Bill and Melinda Gates, page 2
Performance-based scholarships. They would reward completion of a degree or certificate rather than mere enrollment. Pennington cites a pilot program in New Orleans that gave low-income students a $250 reward for registering for a minimum number of courses at a community college, another $250 when they got their midcourse grades, and $500 for finishing the semester. Students in the program earned significantly more college credits and were more apt to stay enrolled than nonparticipants even after the scholarship ended.
Business-college partnerships. These would create programs tailored to local employers. The foundation admires ArcelorMittal (MT)'s "Steelworker for the Future" initiative with community colleges in Chicago. Students in that program complete two years of course work and 24 weeks of onsite job training that culminate in an associate's degree in applied science and the prospect of a steelworker's job that pays more than $17 an hour.
Rapid remediation. The foundation wants to examine how online courses and tutoring can help poorly prepared students catch up on essential skills and avoid getting bogged down in demoralizing remedial work. It sees a possible model in Rio Salado College in Tempe, Ariz., which offers extensive online courses and tutoring and boasts a 66% graduation rate for full-time students, a substantially higher rate than average for community colleges.
Gates, who loves the idea of offering great college lectures on DVD and online, raves about a "phenomenal" geology course from Teach12.com (taught by John Renton of West Virginia University).
One moral issue that the Gates plan is likely to encounter: the prospect of segregation by social class, in which vocation-oriented training at community colleges could become a poor person's substitute for a university education.
"Our two-year colleges are becoming ever more where we send poor and minority kids, and our four-year schools are becoming where we send white and affluent ones," warns Katy Haycock, who heads the Education Trust, a group focused on closing the achievement gap.

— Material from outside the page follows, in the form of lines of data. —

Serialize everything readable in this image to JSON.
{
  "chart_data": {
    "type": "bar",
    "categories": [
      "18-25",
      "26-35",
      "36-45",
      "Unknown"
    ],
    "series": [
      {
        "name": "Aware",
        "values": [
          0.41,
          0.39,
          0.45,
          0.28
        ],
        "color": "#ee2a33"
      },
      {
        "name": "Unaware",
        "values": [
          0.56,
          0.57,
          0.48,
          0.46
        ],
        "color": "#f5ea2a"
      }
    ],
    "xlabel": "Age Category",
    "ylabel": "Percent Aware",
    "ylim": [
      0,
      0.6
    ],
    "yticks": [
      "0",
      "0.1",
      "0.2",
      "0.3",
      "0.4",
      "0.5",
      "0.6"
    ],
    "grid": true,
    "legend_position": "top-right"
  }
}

Reaching the foundation's 2025 goal will ultimately depend upon improving the track record in high schools. Both Bill and Melinda Gates relish talking about their visits to schools that beat the odds and boosted achievement for low-income students. Many of them are charter schools - public schools that operate more independently than most schools in a district.
Among their favorite examples are high schools run by nonprofit charter organizations like KIPP Academy, which operates 66 schools around the U.S.; Green Dot schools in Los Angeles; and Houston's YES Prep, which has managed to have 100% of graduates at its five urban high schools gain admission to four-year colleges. Another success story came out of New York City, where 47 Gates-funded high schools achieved stellar improvement in at least one key measure: graduating more than 70% of their students in 2007, double the rate of the bigger schools they had replaced.
Vicki Phillips, who now heads the Gates education program, says the foundation had originally hoped that funding successful models like these - say, 7% or 8% of schools in a district - would cause innovative ideas to "spread like a virus." But that's not what happened. Replicating success has proved to be difficult. And so the new strategy for high schools is pushier and more systematic.